The procession, after having for some time followed the Boulevards, re-entered the streets, followed by a deeply-affected and angry multitude. In this manner it reached the Rue de Gravilliers. Then a squad of twenty sergents de ville suddenly emerging from a narrow street rushed with drawn swords upon the men who were carrying the litters, and overturned the corpses into the mud. A regiment of Chasseurs came up at the double, and put an end to the conflict with bayonet thrusts. A hundred and two citizen prisoners were conducted to the Prefecture. The two corpses received several sword-cuts in the confusion, and were killed a second time. The brigadier Revial, who commanded the squad of the sergents de ville, received the Cross of Honor for this deed of arms.
At Marie's we were on the point of being surrounded. We decided to leave the Rue Croix des Petits Champs.
At the Elysée they commenced to tremble. The ex-Commandant Fleury, one of the aides-de-camp of the Presidency, was summoned into the little room where M. Bonaparte had remained throughout the day. M. Bonaparte conferred a few moments alone with M. Fleury, then the aide-de-camp came out of the room, mounted his horse, and galloped off in the direction of Mazas.
After this the men of the coup d'état met together in M. Bonaparte's room, and held council. Matters were visibly going badly; it was probable that the battle would end by assuming formidable proportions. Up to that time they had desired this, now they did not feel sure that they did not fear it. They pushed forward towards it, but they mistrusted it. There were alarming symptoms in the steadfastness of the resistance, and others not less serious in the cowardice of adherents. Not one of the new Ministers appointed during the morning had taken possession of his Ministry—a significant timidity on the part of people ordinarily so prompt to throw themselves upon such things. M. Roulier, in particular, had disappeared, no one knew where—a sign of tempest. Putting Louis Bonaparte on one side, the coup d'état continued to rest solely upon three names, Morny, St. Arnaud, and Maupas. St. Arnaud answered for Magnan. Morny laughed and said in a whisper, "But does Magnan answer for St. Arnaud?" These men adopted energetic measures, they sent for new regiments; an order to the garrisons to march upon Paris was despatched in the one direction as far as Cherbourg, and on the other as far as Maubeuge. These criminals, in the main deeply uneasy, sought to deceive each other. They assumed a cheerful countenance; all spoke of victory; each in the background arranged for flight; in secret, and saying nothing, in order not to give the alarm to his compromised colleagues, so as, in case of failure, to leave the people some men to devour. For this little school of Machiavellian apes the hopes of a successful escape lie in the abandonment of their friends. During their flight they throw their accomplices behind them.
[12] A popular nickname for Louis Bonaparte. Faustin Soulouque was the negro Emperor of Hayti, who, when President of the Republic, had carried out a somewhat similar coup d'état in 1848, being subsequently elected Emperor.
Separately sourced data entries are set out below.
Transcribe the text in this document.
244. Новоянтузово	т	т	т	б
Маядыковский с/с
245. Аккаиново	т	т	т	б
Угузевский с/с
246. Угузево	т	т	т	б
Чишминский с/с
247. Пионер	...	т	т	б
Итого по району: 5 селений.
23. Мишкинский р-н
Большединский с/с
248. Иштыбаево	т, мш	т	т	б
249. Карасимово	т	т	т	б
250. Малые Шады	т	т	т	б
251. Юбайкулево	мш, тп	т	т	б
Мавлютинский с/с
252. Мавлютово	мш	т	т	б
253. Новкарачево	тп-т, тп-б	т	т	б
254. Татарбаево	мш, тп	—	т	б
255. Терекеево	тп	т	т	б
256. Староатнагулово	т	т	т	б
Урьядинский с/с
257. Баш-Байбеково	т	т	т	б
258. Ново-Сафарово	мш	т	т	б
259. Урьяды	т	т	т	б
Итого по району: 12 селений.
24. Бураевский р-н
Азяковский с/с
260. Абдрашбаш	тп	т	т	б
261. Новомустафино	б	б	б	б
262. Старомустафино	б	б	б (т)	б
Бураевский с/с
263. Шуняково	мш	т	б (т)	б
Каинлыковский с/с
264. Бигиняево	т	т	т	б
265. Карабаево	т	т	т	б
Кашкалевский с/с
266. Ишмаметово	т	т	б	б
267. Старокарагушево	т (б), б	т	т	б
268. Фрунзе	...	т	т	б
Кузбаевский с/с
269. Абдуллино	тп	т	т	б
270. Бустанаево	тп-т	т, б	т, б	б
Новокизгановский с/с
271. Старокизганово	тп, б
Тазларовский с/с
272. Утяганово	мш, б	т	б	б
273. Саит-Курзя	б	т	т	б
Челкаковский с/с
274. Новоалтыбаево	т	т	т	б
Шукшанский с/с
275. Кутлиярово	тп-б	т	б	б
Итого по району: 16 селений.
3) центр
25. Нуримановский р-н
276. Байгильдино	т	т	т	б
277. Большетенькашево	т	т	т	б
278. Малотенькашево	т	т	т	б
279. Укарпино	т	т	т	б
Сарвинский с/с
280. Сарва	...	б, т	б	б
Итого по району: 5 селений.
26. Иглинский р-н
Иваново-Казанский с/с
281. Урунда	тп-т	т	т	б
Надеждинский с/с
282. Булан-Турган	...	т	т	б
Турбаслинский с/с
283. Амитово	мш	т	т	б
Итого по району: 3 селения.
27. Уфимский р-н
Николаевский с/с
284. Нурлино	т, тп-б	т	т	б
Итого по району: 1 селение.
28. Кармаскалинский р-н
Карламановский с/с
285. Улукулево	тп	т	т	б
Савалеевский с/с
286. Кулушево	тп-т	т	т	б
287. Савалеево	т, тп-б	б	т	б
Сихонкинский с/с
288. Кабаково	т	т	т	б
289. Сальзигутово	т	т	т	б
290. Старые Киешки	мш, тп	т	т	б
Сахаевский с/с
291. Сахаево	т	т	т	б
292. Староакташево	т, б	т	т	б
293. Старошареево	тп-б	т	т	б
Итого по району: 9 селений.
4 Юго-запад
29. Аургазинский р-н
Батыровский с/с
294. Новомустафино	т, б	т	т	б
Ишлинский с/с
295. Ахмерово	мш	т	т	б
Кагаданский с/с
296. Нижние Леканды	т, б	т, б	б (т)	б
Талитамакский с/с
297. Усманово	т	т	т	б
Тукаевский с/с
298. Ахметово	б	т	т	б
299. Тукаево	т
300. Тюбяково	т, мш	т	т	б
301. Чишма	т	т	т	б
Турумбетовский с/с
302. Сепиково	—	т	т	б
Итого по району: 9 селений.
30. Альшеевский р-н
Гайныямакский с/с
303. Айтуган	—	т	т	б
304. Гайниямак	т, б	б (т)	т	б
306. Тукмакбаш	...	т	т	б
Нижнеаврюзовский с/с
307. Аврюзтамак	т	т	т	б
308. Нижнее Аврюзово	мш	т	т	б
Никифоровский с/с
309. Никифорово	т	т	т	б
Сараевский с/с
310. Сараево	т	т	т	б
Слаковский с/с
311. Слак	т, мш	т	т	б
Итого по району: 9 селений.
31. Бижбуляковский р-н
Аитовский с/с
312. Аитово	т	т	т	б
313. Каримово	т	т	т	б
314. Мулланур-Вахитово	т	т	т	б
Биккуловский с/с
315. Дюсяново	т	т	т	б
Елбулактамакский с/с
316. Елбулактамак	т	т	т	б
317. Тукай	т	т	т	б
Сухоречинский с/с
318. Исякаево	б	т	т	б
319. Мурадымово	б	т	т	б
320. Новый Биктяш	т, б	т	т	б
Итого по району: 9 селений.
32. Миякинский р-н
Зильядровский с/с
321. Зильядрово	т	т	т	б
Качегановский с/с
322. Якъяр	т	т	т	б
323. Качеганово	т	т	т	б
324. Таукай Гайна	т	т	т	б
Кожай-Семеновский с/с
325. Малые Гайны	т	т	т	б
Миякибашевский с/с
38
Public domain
He treated the Republicans with great cruelty, putting most of them to death.
CHAPTER X. WHAT FLEURY WENT TO DO AT MAZAS
During the same night towards four o'clock the approaches of the Northern Railway Station were silently invested by two regiments; one of Chasseurs de Vincennes, the other of Gendarmerie Mobile. Numerous squads of sergents de ville installed themselves in the terminus. The station-master was ordered to prepare a special train and to have an engine ready. A certain number of stokers and engineers for night service were retained. No explanation however was vouchsafed to any one, and absolute secrecy was maintained. A little before six o'clock a movement was apparent in the troops. Some sergents de ville came running up, and a few minutes afterwards a squadron of Lancers emerged at a sharp trot from the Rue du Nord. In the centre of the squadron and between the two lines of horse-soldiers could be seen two police-vans drawn by post-horses, behind each vehicle came a little open barouche, in which there sat one man. At the head of the Lancers galloped the aide-de-camp Fleury.
The procession entered the courtyard, then the railway station, and the gates and doors were reclosed.